Le meublé attire les bailleurs pour une raison simple : bien utilisé, il permet de ne quasiment pas payer d'impôt sur ses loyers pendant des années, en toute légalité. Derrière ce résultat se cache le statut LMNP. Voici comment il fonctionne, sans jargon.
Meublé : de quoi parle-t-on ?
Louer en meublé, c'est proposer un logement où le locataire peut vivre immédiatement, valise à la main. La loi impose une liste précise d'équipements (literie, plaques de cuisson, réfrigérateur, vaisselle, table, sièges, rangements, décret du 31 juillet 2015). Un canapé et une vieille table ne suffisent pas : s'il manque un élément de la liste, le bail peut être requalifié en location vide, avec les règles de la location nue.
LMNP : Loueur en Meublé Non Professionnel
C'est le statut par défaut du particulier qui loue un ou quelques biens meublés. Vous êtes LMNP tant que vous respectez ces deux conditions :
- Vos recettes locatives meublées restent sous 23 000 € par an, ou
- Elles restent inférieures à vos autres revenus (salaire, pension, etc.).
Tant que l'une de ces deux limites est respectée, vous êtes non professionnel. Aucune société à créer, une simple déclaration de début d'activité suffit.
Les deux régimes fiscaux du LMNP
Vos loyers meublés sont des BIC (bénéfices industriels et commerciaux), pas des revenus fonciers. Vous avez le choix entre deux régimes :
| Micro-BIC | Régime réel | |
|---|---|---|
| Principe | Abattement forfaitaire de 50 % sur les loyers | Déduction des charges réelles + amortissement |
| Plafond de recettes | 77 700 € (location meublée longue durée) | Aucun |
| Comptabilité | Aucune, juste déclarer les loyers | Rigoureuse (charges, amortissements) |
| Idéal pour | Peu ou pas de charges/crédit | Un crédit et des charges à déduire |
Exemple : Marc loue un studio meublé à Nice 650 €/mois, soit 7 800 € par an. Au régime réel, il déduit 2 200 € de charges et amortit le bien et les meubles pour 4 800 € par an. Son bénéfice imposable tombe à 800 €. Il paie l'impôt sur 800 € au lieu de 7 800 €. En micro-BIC, il aurait été imposé sur 3 900 €. Le réel lui fait économiser plusieurs centaines d'euros par an.
Règle simple : si vous avez un crédit et des charges, le réel est presque toujours gagnant. Le micro-BIC ne se justifie que si vous n'avez quasiment aucune charge.

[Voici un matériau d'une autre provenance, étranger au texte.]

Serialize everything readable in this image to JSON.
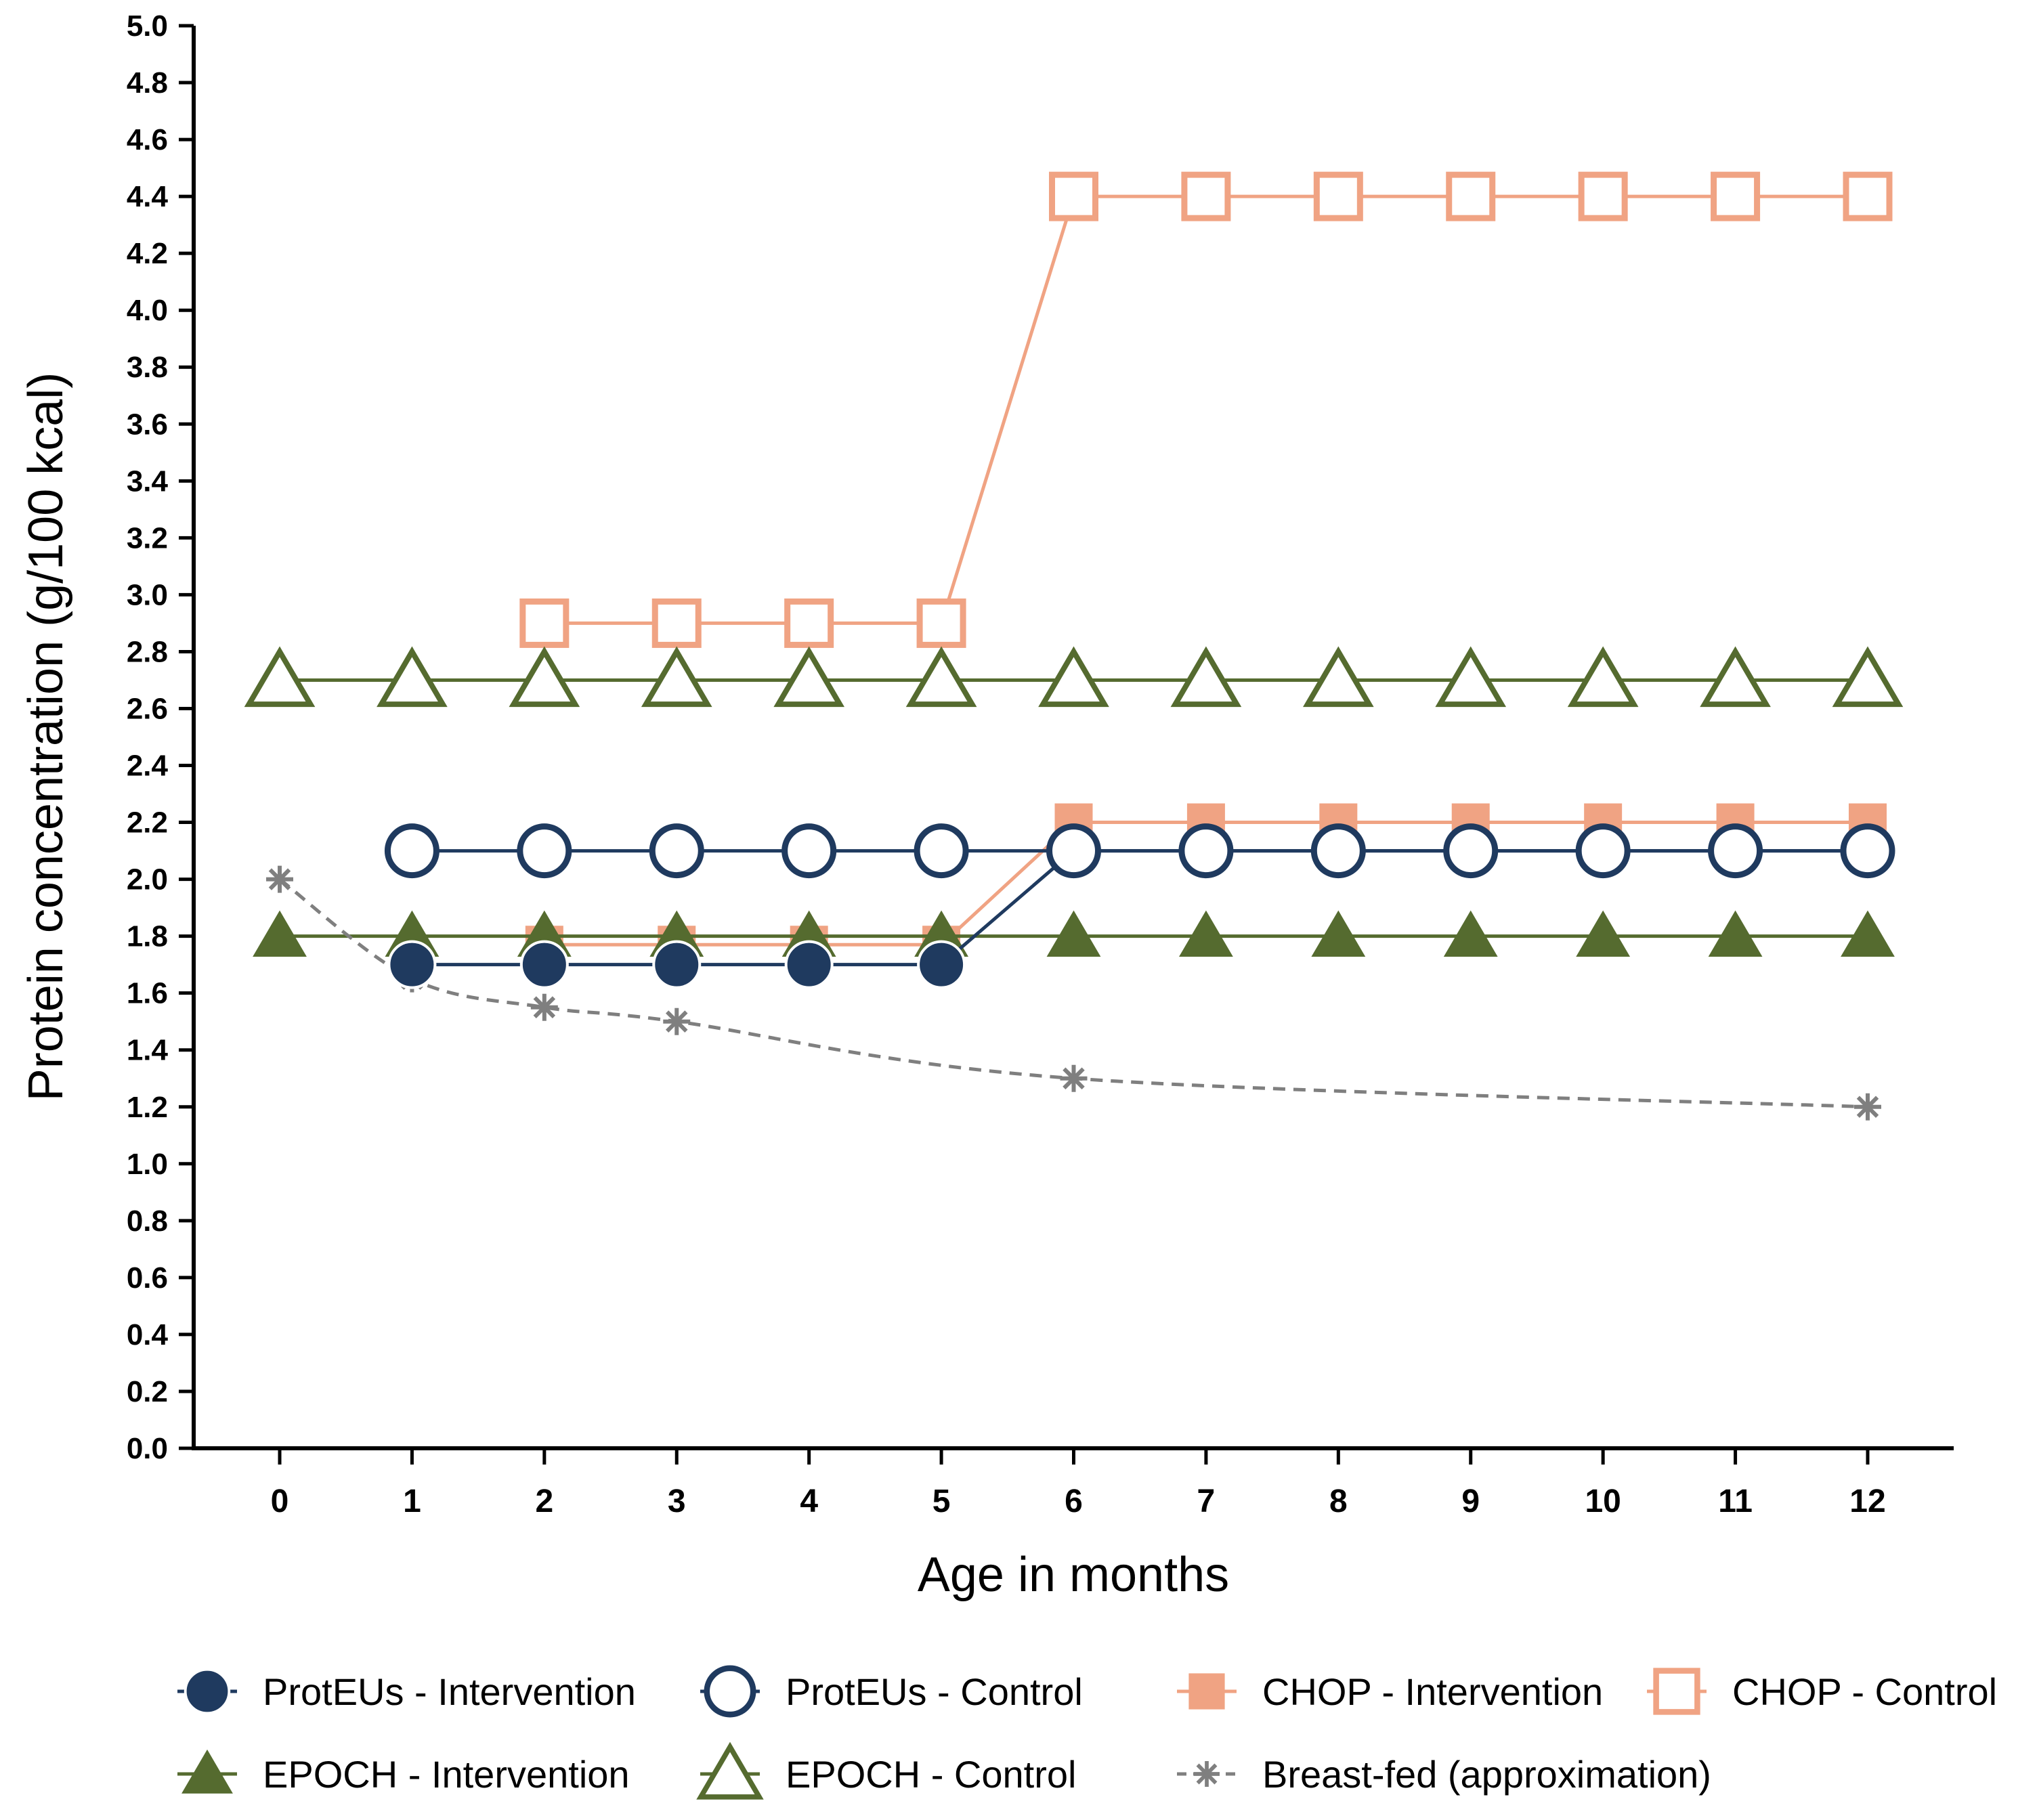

LMP : quand on bascule en professionnel
Vous devenez Loueur en Meublé Professionnel (LMP) si les deux conditions suivantes sont réunies :
- Vos recettes meublées dépassent 23 000 € par an, ET
- Elles dépassent vos autres revenus d'activité.
Ce n'est pas un choix, c'est un basculement automatique.
| LMNP | LMP | |
|---|---|---|
| Cotisations | 17,2 % de prélèvements sociaux | Cotisations sociales (≈ 35-40 % du bénéfice) |
| Déficits | Imputables sur les seuls revenus meublés | Imputables sur le revenu global |
| Plus-value à la revente | Régime des particuliers | Régime professionnel (favorable après quelques années) |
| Concerne | 1 à 3 biens, avec un autre revenu | Ceux qui vivent de la location |
Pour un bailleur qui a 1 à 3 biens et un autre revenu, on reste presque toujours en LMNP.
Le piège à connaître (nouveauté fiscale)
Longtemps, le LMNP au réel avait un avantage énorme : on amortissait le bien sans que ça pénalise la revente. Depuis la loi de finances 2025, ce n'est plus le cas : les amortissements déduits sont désormais réintégrés dans le calcul de la plus-value à la revente (sauf cas particuliers comme les résidences étudiantes ou seniors gérées). Concrètement, vous payez un peu plus d'impôt le jour où vous vendez. L'avantage annuel reste réel, mais l'optimisation totale sur la durée de vie du bien est moins spectaculaire qu'avant. À intégrer dans votre calcul si vous comptez revendre.